His companions nodded and blinked with docile equanimity.
I grabbed him by the forearm, and he wrested it from my grip just as quickly (how strong he’d grown!) and shot across the lawn, into the smoking mess of the castle. I gave chase. “Jimmy! Jimmy!” I gasped—the air reeked of fermented matter, as though the whole structure were long dead and rotting from the inside out. He leapt over the jagged black ruins with determination and agility the likes of which I’d never seen, weaved effortlessly around all the litter from the party and ancient-looking scraps of abandoned structures. Somehow he knew the whole monstrous layout like a childhood home.
At one point, he ducked into a tunnel, and I came in after him, and the trail took us down through a stony, cavelike structure. It reminded me of being inside the Driver: no sunlight, only some unnameably terrible odor. Jimmy scampered across the slick reflective rock, far more gracefully than I could’ve hoped to have been. He circled stalactites like a figure skater.

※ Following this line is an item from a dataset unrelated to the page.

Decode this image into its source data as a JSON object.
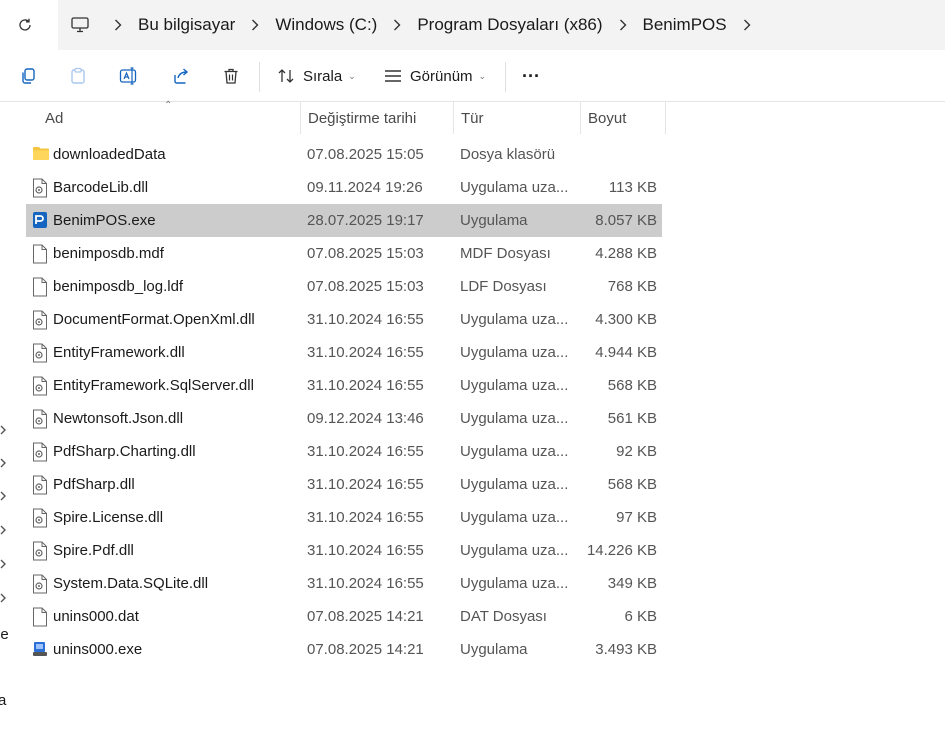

Before, I had been so much faster than him. Now, encumbered by gravity and lactic acid and the need for breath, I couldn’t keep up with his liquid strides. He whipped around corners. I saw flashes of him, between panting. Soon I was back outside on the other end—I had gone from mouth to asshole.
But Jimmy’s spirit was still here, swimming all around. It was entangled with this patch of land. Maybe he had found a home in the cave below the Driver’s island; maybe he had fallen into the ocean and drowned. I would never learn. He belonged to this place now.
I circled around a little longer. The others were also nowhere to be found, returned to their secret burrows. I was starved and parched. I curled up in a little alcove in the shadow of some sundered wall and attempted, unsuccessfully, to pleasure myself. I wanted to gauge the extent of my ability to feel, to see if I had changed, really changed. It was there, however faint. My hand around my penis, feather-light. My restless heart in my chest, beating, beating. It was as though I was returning from some Antarctic expedition and the frostbite was just beginning to thaw. The ferry loomed, floating over the crystal blue, massive as a star.